Side note: Even if you decide to try going with spell blasting rather than spellslinger style, you can get a magic hack that amounts to "Specialization damage, but for spells".
Apologies if Mystic has ANY of these benefits as well, but I've yet to actually read the Mystic's entry... Mostly because I just know everyone will want them to be used for healing rather than a combat role, and I'm the kind of person who plays Blaster Casters; healing is "not really my thing".
... Also I tend to die a lot, and I'm pretty sure nobody wants the healer dead.
Huh... Sounds like Androids could theoretically have their only "organic" components be Carbon Fiber, or perhaps a carbon based plastic, and could still be considered to have organic components. Heck, they might be mostly rubber and latex based for their fleshy-parts.
Your second part also hits on something I was saying about a hypothetical "living metal"; ironically I ended up describing it as non-organic life, and using that term correctly by accident it seems.
I suppose you're right to question if genetics has to be tied to DNA. After all, in evolutionary programing in computer science, they typically call the information used for the passing on of information a "genetic algorithm". Albeit expressed as code rather than chemicals.
"Genetic material" isn't quite the same as genetic information however. There's kind of an implication that the information is encoded in the materials itself, meaning its at least partially chemical.
Personally, if we were to consider whether code on a physical computer component is "genetic material", we have to note that some of these bits and bytes of the information may not be held anywhere adjacent to each other or really connected by any physical medium given cloud computing. And in far future speculative fictions, sometimes data isn't even stored in a physical medium; instead being encoded into some kind of dimensional substrate. In these cases, it does present the possibility that the best term might be more "genetic pattern", assuming "Genetic Algorithm" is somehow ruled out.
If the point of contention on the Starfinder Androids is their "Organic" components... Then I have to consider asking... Are they using the term in a scientific sense or a generic sense?
To put it another way, consider the possibility that pieces of an android can likely self reassemble, repair, grow, and regenerate; in the same manner as any other living being... However they may not contain any genetic material such as DNA, proteins, or cells.
If one scientist dropped a piece of plastic in front of you, which you're unable to distinguish from living material unless you perform chemical analysis (including under a microscope), then a casual observer who notes that it behaves like biological material would call it "organic".
To muddy the waters, consider a "cybernetic organism" made of living metals, that has integrated many technological systems into it over the course of its evolution; yet requires eating, breathing, and sleeping to maintain itself. Not to mention, they perform sexual reproduction. Such a case is another step beyond Android, but it muddles the common usage of "organism", and by extension "organic" far more than an Android would; seeing as its materials behave LESS like a living being's body parts as we understand them, yet are more alive than an Android's parts, though an Android's part's may act more alive than these creatures.

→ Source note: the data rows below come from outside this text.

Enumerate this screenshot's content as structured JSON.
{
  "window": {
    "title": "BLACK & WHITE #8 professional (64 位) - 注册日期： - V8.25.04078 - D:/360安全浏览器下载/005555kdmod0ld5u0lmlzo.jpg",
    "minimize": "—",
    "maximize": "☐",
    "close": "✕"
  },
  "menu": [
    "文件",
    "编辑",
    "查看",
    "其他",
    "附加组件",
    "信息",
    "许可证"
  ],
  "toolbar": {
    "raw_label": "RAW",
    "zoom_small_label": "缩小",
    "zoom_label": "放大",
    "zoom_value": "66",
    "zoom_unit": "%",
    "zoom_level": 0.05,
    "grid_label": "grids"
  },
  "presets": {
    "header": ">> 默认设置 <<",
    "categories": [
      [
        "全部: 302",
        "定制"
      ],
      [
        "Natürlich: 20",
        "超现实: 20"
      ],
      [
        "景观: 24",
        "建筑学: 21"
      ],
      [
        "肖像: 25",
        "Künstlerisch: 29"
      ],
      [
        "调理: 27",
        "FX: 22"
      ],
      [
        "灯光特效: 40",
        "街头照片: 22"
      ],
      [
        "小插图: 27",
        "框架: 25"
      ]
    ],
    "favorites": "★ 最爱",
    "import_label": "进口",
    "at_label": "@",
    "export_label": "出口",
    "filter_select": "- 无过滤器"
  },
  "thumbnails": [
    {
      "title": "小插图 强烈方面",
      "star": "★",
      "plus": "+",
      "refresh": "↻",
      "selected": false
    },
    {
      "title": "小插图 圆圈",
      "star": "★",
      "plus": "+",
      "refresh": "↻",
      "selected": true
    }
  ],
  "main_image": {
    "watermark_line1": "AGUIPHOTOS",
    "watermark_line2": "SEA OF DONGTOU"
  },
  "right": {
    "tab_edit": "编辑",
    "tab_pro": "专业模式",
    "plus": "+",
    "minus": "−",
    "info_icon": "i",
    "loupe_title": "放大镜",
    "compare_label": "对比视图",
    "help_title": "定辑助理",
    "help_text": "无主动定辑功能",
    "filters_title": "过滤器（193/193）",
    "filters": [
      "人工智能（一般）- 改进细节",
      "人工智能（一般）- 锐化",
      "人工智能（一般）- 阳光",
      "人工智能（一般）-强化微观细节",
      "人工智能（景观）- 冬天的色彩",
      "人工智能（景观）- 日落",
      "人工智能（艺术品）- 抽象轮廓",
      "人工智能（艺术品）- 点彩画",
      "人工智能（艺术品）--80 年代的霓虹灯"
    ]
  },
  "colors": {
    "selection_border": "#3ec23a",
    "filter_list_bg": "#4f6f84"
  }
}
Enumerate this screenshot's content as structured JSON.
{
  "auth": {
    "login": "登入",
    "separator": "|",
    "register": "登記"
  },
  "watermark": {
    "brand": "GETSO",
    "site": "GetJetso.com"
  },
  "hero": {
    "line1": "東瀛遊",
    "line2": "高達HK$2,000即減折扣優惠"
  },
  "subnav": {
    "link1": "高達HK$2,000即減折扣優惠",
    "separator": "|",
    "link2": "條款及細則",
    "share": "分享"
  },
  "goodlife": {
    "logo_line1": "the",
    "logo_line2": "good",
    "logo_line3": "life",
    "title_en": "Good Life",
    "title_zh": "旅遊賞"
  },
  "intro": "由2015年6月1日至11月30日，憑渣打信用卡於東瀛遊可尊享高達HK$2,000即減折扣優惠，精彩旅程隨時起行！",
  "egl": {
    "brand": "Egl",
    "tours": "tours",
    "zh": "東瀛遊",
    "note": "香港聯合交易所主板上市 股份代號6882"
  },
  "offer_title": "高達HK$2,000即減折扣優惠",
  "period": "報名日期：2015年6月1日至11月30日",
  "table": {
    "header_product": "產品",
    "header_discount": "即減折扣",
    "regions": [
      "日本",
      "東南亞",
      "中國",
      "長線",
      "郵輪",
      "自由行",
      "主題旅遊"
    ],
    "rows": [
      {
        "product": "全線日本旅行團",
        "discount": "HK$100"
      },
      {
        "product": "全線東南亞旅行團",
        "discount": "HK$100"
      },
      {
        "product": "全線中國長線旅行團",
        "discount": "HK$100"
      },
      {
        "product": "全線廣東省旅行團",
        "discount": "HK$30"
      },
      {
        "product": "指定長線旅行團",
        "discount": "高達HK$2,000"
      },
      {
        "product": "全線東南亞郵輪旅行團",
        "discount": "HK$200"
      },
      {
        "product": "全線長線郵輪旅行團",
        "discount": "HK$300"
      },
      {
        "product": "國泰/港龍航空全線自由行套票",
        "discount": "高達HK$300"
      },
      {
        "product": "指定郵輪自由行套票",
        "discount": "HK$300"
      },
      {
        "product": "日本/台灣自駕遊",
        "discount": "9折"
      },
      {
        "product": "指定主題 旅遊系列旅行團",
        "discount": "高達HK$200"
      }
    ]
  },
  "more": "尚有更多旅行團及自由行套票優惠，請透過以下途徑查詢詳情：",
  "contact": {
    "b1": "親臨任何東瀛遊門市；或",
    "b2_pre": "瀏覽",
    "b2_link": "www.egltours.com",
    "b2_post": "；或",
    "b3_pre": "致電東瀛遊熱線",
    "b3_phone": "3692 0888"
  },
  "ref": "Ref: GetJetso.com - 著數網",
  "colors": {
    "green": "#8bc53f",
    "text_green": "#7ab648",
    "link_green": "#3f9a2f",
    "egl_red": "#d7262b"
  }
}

Really, once we've reached this point, language is beginning to break down at its fundamental level. Half the terms we're using need to be redefined, and new terms need to be developed to distinguish one from another, especially when some words based off the same root may be contradictory.
... For example, if a creature is an Organism, but is not "Organic", then what would the adjective form of Organism be for such a creature? Given that "Organic" is taken.